I’m sure that we have all heard of the phrase ‘Sour grapes’. Again we turn to the Old Testament to read of its origin. 

“In those days people will no longer say, ‘The parents have eaten sour grapes, and the children’s teeth are set on edge.” (Jeremiah 31:29) God promises to cease holding subsequent generations responsible for the transgressions of previous ones by making a new covenant with Israel and Judah. In fact he says,, ““I will put my law in their minds and write it on their hearts. I will be their God, and they will be my people.

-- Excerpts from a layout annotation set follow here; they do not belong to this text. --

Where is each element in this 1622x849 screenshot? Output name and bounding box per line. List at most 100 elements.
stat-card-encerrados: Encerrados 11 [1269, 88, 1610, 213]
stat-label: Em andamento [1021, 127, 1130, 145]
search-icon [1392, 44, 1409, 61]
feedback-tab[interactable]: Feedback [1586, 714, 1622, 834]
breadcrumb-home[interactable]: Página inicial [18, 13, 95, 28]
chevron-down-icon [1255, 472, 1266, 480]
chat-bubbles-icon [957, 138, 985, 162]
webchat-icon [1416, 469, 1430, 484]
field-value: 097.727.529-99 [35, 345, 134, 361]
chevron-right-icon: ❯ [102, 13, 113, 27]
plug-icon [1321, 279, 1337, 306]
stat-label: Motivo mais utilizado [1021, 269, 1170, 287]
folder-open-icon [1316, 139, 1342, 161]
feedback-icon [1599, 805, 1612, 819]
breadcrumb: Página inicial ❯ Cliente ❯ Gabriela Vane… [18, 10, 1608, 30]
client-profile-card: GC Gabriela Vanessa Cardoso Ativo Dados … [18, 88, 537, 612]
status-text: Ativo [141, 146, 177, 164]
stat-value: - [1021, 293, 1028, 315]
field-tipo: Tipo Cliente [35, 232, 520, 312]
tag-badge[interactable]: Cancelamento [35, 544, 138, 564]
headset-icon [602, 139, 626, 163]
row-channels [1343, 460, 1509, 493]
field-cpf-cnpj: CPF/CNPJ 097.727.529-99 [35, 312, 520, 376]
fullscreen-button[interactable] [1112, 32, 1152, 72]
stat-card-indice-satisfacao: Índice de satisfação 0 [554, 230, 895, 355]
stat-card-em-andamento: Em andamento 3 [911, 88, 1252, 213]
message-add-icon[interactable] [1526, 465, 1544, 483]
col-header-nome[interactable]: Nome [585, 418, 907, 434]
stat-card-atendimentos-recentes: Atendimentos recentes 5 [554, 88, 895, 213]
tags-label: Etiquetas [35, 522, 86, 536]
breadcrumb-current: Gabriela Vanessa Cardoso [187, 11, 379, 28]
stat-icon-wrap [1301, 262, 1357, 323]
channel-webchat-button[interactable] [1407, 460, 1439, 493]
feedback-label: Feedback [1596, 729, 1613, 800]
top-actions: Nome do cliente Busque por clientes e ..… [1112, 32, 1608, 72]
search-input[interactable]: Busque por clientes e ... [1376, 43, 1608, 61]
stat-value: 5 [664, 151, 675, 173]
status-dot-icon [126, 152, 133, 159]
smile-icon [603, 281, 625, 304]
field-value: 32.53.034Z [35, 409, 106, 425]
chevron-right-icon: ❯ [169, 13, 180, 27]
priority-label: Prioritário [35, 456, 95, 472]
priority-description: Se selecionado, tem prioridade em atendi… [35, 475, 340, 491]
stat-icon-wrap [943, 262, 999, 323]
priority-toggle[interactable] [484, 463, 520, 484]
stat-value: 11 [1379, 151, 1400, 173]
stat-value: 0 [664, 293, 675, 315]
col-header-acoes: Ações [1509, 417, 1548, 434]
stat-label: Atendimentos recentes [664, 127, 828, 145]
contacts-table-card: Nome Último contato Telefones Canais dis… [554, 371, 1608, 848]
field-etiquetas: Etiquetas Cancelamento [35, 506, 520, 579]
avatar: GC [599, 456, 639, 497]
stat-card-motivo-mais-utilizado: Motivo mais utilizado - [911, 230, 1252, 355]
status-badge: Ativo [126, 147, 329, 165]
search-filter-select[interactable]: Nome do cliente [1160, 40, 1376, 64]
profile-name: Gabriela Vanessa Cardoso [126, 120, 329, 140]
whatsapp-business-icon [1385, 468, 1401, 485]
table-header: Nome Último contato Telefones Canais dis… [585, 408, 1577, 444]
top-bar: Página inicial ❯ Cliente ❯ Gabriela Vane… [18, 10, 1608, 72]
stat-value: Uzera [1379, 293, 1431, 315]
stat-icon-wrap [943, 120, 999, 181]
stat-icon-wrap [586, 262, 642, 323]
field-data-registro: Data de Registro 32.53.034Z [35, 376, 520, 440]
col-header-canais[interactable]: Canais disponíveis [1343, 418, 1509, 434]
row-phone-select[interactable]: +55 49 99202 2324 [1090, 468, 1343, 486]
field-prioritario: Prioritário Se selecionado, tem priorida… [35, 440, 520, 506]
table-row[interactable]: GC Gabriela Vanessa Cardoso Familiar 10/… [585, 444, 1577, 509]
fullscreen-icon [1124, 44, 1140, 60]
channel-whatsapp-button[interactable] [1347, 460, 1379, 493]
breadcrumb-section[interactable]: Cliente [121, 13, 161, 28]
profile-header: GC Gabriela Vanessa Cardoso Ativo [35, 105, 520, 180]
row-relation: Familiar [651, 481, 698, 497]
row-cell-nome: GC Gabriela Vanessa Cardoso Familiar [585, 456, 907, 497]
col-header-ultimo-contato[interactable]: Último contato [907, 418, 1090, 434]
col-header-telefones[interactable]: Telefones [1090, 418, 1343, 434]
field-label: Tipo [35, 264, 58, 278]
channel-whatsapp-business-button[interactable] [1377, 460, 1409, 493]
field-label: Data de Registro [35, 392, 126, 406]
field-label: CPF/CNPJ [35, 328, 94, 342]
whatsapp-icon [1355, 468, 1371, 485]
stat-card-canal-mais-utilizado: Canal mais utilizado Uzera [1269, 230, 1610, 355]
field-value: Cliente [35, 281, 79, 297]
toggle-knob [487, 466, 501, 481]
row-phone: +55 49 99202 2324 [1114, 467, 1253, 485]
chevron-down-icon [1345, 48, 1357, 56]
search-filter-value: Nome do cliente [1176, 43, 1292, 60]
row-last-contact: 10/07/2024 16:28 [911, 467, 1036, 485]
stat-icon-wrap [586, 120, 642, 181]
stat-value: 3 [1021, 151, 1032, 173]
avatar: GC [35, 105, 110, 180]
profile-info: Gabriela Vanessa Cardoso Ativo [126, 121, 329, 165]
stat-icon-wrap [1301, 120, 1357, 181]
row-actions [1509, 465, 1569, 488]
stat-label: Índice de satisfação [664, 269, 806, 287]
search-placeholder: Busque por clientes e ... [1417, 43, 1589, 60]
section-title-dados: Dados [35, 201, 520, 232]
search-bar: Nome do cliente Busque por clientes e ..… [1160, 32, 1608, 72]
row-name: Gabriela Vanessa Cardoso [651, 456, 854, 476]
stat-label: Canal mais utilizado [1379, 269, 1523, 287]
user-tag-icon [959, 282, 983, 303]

Turn on any news source these days, and you will probably find someone blaming someone else for some problem or another. And when you get tired of seeing this on the news, turn to a sports outlet, and you’ll find the same thing. Someone is blaming someone else for the problems with their team. The blame game has been going on for a very long time, and shows up everywhere. 


It reminds me of a song that was a hit back in the 1980s: “The Living Years.” Remember that one? The chorus goes like this: 


Every generation 

blames the one before, 

and all of their frustrations 

come beating on your door. 

I know that I am a prisoner 

to all my father held so dear, 

I know that I’m a hostage 

to all his hopes and fears. 

I just wish I could have told him in 

the living years.


A favourite way that people today make excuses for their mistakes is to simply blame somebody else, and the blame most of the time is given to someone that is not there to defend themselves. It is the parents' fault, or the husband's, or the wife's, or peers', or society's. or it’s the previous generations fault that we have the troubles that we do now. It’s not my fault. 


Harry Emerson Fosdick once suggested that there are three kinds of people in the world. First are the proud and self-satisfied, the impenitent (feeling no sorrow or regret) who do not even realise the mess they are in. Second, there are the penitent who are so crushed by their contrite self-reproach that they wallow in their self-pity. Thirdly, there are people like the prodigal son (Luke 15) who hate themselves for their failure, but who find in that shame the stimulation to say, “I will rise up and go to my Father.”


Dear loving Father, you always love us as your children, help us dear Father not to be sour grapes but good grapes.  Help us to be mindful of our actions and recognise you Lord as a loving Father. We open our hearts to love you and one another in truth so that through your love we may be good grapes not sour grapes. We ask this through Christ our Lord who lives and reigns with you, one God forever and ever, Amen.